How To Parse Text To Yaml With Local LLM
How To Parse Text To Yaml With Local LLM
Yesterday I had a brilliant idea: why not parse the wiki of my favorite table top roleplaying game into yaml via an llm? I had tried the same with beautfifulsoup a couple of years ago, but the page is very inconsistent which makes it quite difficult to parse using traditional methods.

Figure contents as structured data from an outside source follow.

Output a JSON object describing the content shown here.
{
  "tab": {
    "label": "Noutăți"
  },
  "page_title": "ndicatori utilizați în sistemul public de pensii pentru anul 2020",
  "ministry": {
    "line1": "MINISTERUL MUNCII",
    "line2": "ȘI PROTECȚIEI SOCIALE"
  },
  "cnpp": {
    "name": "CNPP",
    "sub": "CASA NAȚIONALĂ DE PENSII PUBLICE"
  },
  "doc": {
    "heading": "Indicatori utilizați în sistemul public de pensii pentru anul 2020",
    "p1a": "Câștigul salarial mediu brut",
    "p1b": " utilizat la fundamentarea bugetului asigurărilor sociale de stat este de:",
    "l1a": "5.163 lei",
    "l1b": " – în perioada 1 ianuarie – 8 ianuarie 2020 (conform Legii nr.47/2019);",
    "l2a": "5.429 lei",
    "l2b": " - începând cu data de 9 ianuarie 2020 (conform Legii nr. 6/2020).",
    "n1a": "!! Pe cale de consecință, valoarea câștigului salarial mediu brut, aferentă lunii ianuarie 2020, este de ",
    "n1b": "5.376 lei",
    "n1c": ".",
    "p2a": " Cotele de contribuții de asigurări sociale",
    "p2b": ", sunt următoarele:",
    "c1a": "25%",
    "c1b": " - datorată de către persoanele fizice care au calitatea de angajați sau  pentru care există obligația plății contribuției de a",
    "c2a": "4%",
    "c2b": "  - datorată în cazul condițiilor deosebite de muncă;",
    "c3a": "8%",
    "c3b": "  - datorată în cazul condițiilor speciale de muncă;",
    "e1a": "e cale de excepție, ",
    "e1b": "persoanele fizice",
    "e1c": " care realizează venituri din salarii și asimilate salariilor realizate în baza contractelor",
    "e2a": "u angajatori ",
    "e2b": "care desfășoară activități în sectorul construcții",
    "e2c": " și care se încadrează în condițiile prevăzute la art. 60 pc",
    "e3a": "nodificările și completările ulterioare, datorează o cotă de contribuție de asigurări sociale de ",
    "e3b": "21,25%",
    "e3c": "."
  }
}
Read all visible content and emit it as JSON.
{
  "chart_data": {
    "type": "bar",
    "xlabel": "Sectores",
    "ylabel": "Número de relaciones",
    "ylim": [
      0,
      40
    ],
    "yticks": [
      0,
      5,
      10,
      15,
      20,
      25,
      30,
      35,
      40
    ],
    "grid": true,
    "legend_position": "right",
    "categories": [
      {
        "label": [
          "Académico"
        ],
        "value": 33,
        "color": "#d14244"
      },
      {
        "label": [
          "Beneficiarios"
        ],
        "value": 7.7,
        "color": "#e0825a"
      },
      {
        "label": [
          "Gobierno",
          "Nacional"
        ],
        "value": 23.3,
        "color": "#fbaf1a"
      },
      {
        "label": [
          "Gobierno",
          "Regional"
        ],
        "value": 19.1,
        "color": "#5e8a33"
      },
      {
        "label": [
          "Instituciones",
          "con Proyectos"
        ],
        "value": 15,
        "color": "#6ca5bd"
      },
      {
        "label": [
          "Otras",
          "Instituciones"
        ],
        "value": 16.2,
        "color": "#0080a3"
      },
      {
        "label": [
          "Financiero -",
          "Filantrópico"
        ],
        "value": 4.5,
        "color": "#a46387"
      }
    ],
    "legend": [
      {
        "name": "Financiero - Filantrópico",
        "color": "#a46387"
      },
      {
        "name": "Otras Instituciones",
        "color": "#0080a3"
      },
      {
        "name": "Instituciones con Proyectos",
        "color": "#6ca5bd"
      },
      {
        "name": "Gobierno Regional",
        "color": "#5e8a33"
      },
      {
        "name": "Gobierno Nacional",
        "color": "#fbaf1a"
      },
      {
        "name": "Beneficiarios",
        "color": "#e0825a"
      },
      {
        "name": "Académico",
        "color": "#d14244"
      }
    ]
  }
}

- https://dsa.ulisses-regelwiki.de/Kul_Auelfen.html
- https://dsa.ulisses-regelwiki.de/erw_zauber_sf.html?erw_zaubersf=Alchimieanalytiker
- https://dsa.ulisses-regelwiki.de/KSF_Alter_Adersin.html
However, my attempts where not very successful to parse with a local mistral model (the one you get with ollama pull mistral) as it first insisted on writing more than just the yaml code and later had troubles with more complex pages like https://dsa.ulisses-regelwiki.de/zauber.html?zauber=Abvenenum So I thought I had to give it some examples in the system prompts, but while one example helped a little, when I included more, it sometimes started to just return an example from the ones I gave to it via system prompt.
To give some idea: the bold stuff should be keys in the yaml structure, the part that follows the value. Sometimes values need to be parsed a bit more like separating pages from book names - I would give examples for all that.
Any idea what model to use for that or how to improve results?